Danach trat ich in das Tepuchcalli, das Jungmännerhaus, ein, um die Geschichte der Amoxua zu lernen und die Weisheit der Tequitlato, welche die Gabe besaßen, in den farbigen Bilderhandschriften die Geschichte der Zeit zu lesen. Die Geschichte der gelben Knoten. Die Geschichte der blauen und weißen und roten Knoten, in denen die Weisen alles festhielten, was sich seit der Zeit unseres Herrn Moctezuma, unseres Herr Tizoc, unseres Herrn Nezahualcóytl ereignet hatte.
Bis der Tag kam, an dem meine Mutter ihre Hände, ihre Augen und ihr Gesicht von der Asche reinigte und ein Kleid anzog, das mit weißen und roten, roten und grünen, grünen und blauen Schmetterlingen geschmückt war. Wir bereiteten uns auf das große Fest der Mutter der Ernten vor, denn dies war der Tag, an dem sich für meine Schwester Schmetterlingsflügel das Schicksal erfüllen sollte, das ihr von Geburt an vorbestimmt war: unsere kleine Mutter Hoffnung, unser kleiner Morgenstern zu werden und ihr Blut dem Gott mit dem hölzernen Bein darzubringen, unserer Gottheit im Großen Tempel.
Unser Haus füllte sich mit Besuchern. Die Leute kamen, um für meine Schwester Dinge zu erbitten und mit ihr zu lachen. Schmetterlingsflügel war außer sich wegen der großen Freude, die sie im Herzen fühlte.

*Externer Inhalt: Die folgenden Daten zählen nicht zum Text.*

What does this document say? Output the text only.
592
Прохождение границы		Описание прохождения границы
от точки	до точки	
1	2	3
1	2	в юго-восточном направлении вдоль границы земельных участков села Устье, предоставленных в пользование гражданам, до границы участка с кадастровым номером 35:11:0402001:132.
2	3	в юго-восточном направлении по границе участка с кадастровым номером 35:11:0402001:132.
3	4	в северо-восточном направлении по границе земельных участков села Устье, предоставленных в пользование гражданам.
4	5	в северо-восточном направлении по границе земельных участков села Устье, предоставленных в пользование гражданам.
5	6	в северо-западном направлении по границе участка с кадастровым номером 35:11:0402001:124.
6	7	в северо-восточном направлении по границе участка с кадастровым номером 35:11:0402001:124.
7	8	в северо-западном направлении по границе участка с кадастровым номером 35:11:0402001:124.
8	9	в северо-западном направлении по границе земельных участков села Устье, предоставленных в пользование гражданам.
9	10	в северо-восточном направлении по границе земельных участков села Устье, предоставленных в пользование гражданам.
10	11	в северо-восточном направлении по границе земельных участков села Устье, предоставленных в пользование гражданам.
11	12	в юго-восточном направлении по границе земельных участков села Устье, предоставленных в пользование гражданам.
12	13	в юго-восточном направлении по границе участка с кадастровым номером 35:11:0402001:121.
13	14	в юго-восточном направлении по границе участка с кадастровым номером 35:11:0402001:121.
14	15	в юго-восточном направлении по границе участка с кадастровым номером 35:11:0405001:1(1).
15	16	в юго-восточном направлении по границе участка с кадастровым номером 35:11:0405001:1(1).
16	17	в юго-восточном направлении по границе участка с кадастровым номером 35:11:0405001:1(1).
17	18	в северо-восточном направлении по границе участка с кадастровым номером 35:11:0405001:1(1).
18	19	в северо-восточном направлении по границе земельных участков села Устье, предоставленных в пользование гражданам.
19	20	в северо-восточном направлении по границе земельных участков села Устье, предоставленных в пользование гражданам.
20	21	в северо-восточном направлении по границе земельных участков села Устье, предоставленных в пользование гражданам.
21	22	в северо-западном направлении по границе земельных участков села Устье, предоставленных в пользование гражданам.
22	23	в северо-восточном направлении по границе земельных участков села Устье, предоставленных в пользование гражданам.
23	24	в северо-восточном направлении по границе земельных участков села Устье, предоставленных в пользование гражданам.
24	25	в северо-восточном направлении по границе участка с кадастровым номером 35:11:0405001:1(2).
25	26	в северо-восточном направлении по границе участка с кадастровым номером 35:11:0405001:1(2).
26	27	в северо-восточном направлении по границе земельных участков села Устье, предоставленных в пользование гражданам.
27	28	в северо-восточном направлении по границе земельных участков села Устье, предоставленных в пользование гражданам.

»Morgen werde ich ein Teil des Gottes sein«, sagte sie ein um das andere Mal, bis ihre heiteren und schönen Augen vor Tränen ganz feucht wurden.
An jenem Abend vor dem Tag, an dem meine Schwester für immer zu den Regionen des Lichtes aufbrechen sollte, beteten wir in Dankbarkeit für meinen Vater, der die Weisheit besessen hatte, meine Schwester als Opfergabe dem Herrn Schwarzes Gesicht darzubieten, dem Gott mit dem hölzernen Bein, der alles weiß, der den Lauf der Welt bestimmt und den Himmel und das Land rund um den großen See erhalten hat, damit die Menschen ihn verehren. Es war das erste große Glück, das mir in meinem Leben widerfuhr.

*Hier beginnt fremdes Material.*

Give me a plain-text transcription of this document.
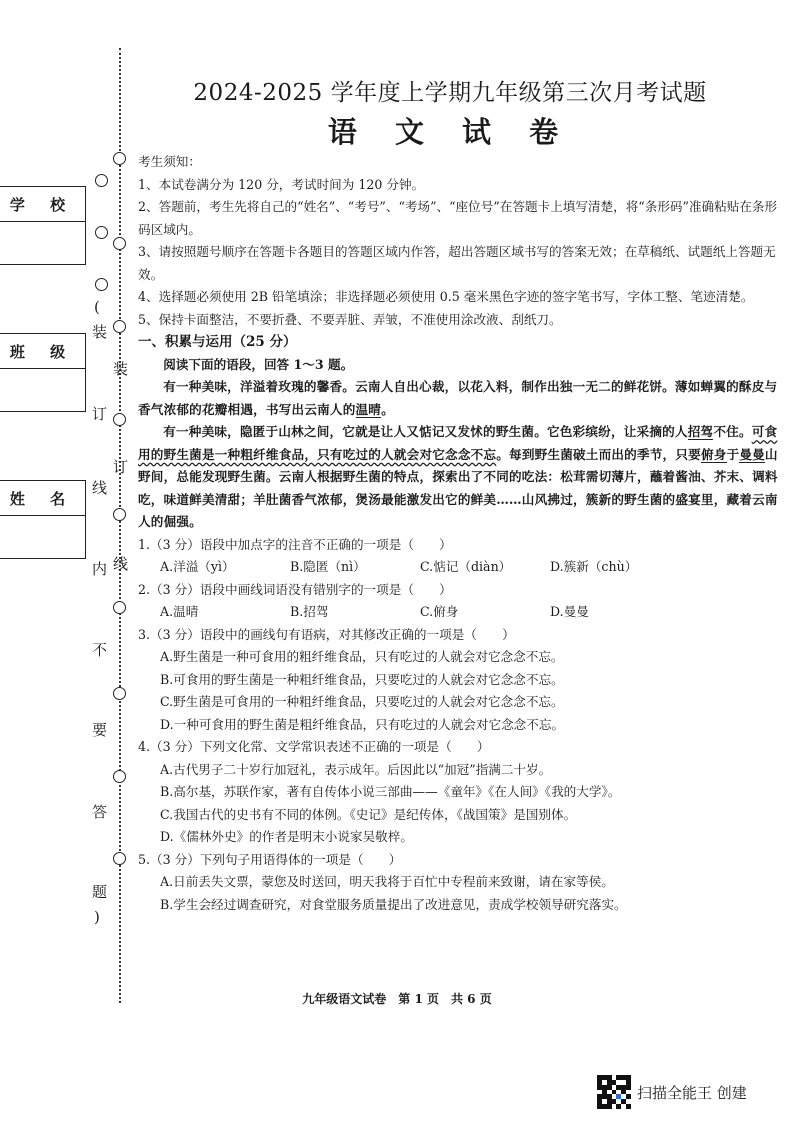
装
订
线
(
装
订
线
内
不
要
答
题
)
学 校
班 级
姓 名
2024-2025 学年度上学期九年级第三次月考试题
语 文 试 卷

考生须知：

1、本试卷满分为 120 分，考试时间为 120 分钟。

2、答题前，考生先将自己的“姓名”、“考号”、“考场”、“座位号”在答题卡上填写清楚，将“条形码”准确粘贴在条形码区域内。

3、请按照题号顺序在答题卡各题目的答题区域内作答，超出答题区域书写的答案无效；在草稿纸、试题纸上答题无效。

4、选择题必须使用 2B 铅笔填涂；非选择题必须使用 0.5 毫米黑色字迹的签字笔书写，字体工整、笔迹清楚。

5、保持卡面整洁，不要折叠、不要弄脏、弄皱，不准使用涂改液、刮纸刀。

一、积累与运用（25 分）

阅读下面的语段，回答 1～3 题。

有一种美味，洋溢着玫瑰的馨香。云南人自出心裁，以花入料，制作出独一无二的鲜花饼。薄如蝉翼的酥皮与香气浓郁的花瓣相遇，书写出云南人的温晴。

有一种美味，隐匿于山林之间，它就是让人又惦记又发怵的野生菌。它色彩缤纷，让采摘的人招驾不住。可食用的野生菌是一种粗纤维食品，只有吃过的人就会对它念念不忘。每到野生菌破土而出的季节，只要俯身于曼曼山野间，总能发现野生菌。云南人根据野生菌的特点，探索出了不同的吃法：松茸需切薄片，蘸着酱油、芥末、调料吃，味道鲜美清甜；羊肚菌香气浓郁，煲汤最能激发出它的鲜美……山风拂过，簇新的野生菌的盛宴里，藏着云南人的倔强。

1.（3 分）语段中加点字的注音不正确的一项是（　　）

A.洋溢（yì）	B.隐匿（nì）	C.惦记（diàn）	D.簇新（chù）

2.（3 分）语段中画线词语没有错别字的一项是（　　）

A.温晴	B.招驾	C.俯身	D.曼曼

3.（3 分）语段中的画线句有语病，对其修改正确的一项是（　　）

A.野生菌是一种可食用的粗纤维食品，只有吃过的人就会对它念念不忘。

B.可食用的野生菌是一种粗纤维食品，只要吃过的人就会对它念念不忘。

C.野生菌是可食用的一种粗纤维食品，只要吃过的人就会对它念念不忘。

D.一种可食用的野生菌是粗纤维食品，只有吃过的人就会对它念念不忘。

4.（3 分）下列文化常、文学常识表述不正确的一项是（　　）

A.古代男子二十岁行加冠礼，表示成年。后因此以“加冠”指满二十岁。

B.高尔基，苏联作家，著有自传体小说三部曲——《童年》《在人间》《我的大学》。

C.我国古代的史书有不同的体例。《史记》是纪传体，《战国策》是国别体。

D.《儒林外史》的作者是明末小说家吴敬梓。

5.（3 分）下列句子用语得体的一项是（　　）

A.日前丢失文票，蒙您及时送回，明天我将于百忙中专程前来致谢，请在家等侯。

B.学生会经过调查研究，对食堂服务质量提出了改进意见，责成学校领导研究落实。

九年级语文试卷　第 1 页　共 6 页
扫描全能王 创建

Das Fest ist eine bleibende Erinnerung in meinen farbigen Knoten. Und die Zeremonie, mit der wir unsere Schwester verabschiedeten, löste bei meiner Mutter Tränen unendlicher Freude aus, die bis zum letzten Tag ihres Lebens nicht versiegten.
Eine Blumenkarawane geleitete meine Schwester bis zum Großen Tempel. Ich erinnere mich, dass sie ein Kleid aus weißem Papier trug, auf das blaue Schmetterlinge geprägt waren. Und die Mädchen, die sie begleiteten, trugen gleichfalls Papierkleider, verziert mit bunten Schmetterlingen, die genauso aussahen wie jene, die wir als Kinder zwischen den Binsen fingen. Vor Beginn des Rituals setzte der Tanz ein. Als Mutter eines blauen Schmetterlings eröffnete unsere Mutter den Tanz.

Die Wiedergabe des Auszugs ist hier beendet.